Ab Bönigen wird die Strecke flach. In der prallen Sonne geht es weiter Richtung Wilderswil. Es geht weiter??? Leider nicht bei mir! Es geht plötzlich überhaupt nichts mehr! Ich falle in den Schritt, setzte mühsam ein Bein vors andere. Trotz 30° habe ich Schüttelfrost, kann kaum klar denken, vergiss denn vernünftig laufen! Krise 2.0, noch viel heftiger als auf der Furka: Xtreme Triathlon!

 

Nach einer längeren Verpflegungspause in Wilderswil «wandere» ich weiter. Mir wird bewusst, dass ich so nirgendwo ankommen werde. Das 15km entfernte Grindelwald erscheint mir unerreichbar, die Scheidegg auf einem andern Planten. Aber der Kopf ist nun der Chef, der Körper hat und gibt sich Mühe, die zaghaften Befehle umzusetzen. Irgendwann wird es wieder etwas besser, in den flachen Teilen kann ich endlich wieder joggen: die Hoffnung ist erneut zurück!

 

Um 21Uhr treffe ich in Grindelwald ein, eine Stunde vor cut-off. Peter wechselt vom Bike auf die Laufschuhe und wird mich auf die Scheidegg begleiten. So unmöglich mir das Unterfangen die letzten Stunden erschien, so zuversichtlich und voller Energie starte ich nun die letzten knapp 10km und 1100Hm. Das Gelände ist extrem steil, aber ich kann in zügigem Schritt durchziehen. Der Sonnenuntergang hüllt die Eigernordwand in strahlend rotes Licht: wäre doch schade gewesen, früher hier durchzulaufen…
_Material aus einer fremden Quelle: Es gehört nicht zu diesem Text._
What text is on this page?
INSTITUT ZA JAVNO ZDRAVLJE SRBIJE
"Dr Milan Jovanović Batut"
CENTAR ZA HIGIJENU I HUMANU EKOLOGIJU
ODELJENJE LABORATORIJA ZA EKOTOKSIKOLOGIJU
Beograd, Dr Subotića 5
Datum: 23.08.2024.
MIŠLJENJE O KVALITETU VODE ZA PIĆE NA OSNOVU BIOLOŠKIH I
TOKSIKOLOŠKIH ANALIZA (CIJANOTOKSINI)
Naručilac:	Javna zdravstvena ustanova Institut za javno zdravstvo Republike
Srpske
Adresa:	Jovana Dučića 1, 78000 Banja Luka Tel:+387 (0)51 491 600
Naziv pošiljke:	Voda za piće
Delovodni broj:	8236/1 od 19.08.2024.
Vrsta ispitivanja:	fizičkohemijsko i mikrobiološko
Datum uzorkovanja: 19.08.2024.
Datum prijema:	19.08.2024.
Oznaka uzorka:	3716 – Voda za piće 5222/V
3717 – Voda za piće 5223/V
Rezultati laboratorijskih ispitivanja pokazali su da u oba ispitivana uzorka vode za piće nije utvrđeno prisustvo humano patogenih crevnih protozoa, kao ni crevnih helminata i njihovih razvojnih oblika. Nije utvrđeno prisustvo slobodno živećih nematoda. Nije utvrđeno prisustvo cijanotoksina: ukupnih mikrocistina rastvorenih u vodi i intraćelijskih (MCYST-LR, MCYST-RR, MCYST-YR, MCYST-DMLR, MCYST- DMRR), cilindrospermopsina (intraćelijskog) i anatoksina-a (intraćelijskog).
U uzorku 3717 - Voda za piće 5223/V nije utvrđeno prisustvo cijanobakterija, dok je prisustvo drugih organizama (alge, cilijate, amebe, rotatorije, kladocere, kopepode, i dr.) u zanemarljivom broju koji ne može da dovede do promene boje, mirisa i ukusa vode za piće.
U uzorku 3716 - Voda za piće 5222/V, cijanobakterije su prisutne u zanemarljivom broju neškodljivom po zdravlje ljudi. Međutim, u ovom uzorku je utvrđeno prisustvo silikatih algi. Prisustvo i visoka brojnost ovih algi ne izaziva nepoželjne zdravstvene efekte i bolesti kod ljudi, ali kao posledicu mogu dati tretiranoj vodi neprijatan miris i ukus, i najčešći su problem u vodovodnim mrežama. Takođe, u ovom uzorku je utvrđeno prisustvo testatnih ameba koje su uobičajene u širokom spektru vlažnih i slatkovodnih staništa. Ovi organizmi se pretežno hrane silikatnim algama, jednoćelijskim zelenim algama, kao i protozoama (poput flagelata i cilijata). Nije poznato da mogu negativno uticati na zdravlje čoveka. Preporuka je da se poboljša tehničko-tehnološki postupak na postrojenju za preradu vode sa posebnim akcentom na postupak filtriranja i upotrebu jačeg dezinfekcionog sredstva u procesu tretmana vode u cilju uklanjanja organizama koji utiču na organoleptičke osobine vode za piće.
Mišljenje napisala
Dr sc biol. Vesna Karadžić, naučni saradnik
In finsterer Nacht gestartet, in finsterer Nacht bewegt sich nun eine Kolonne mit Stirnlampen bewehrt zum Ziel hin. Gratzug, Hühnerhautatmosphäre und ein emotionaler Zieleinlauf kurz nach 23 Uhr, 18 Stunden nach dem Start unter den Palmen von Ascona: Xtreme Triathlon!"

 

Merci Reini für die tollen Emotionen. Mitfiebern pur!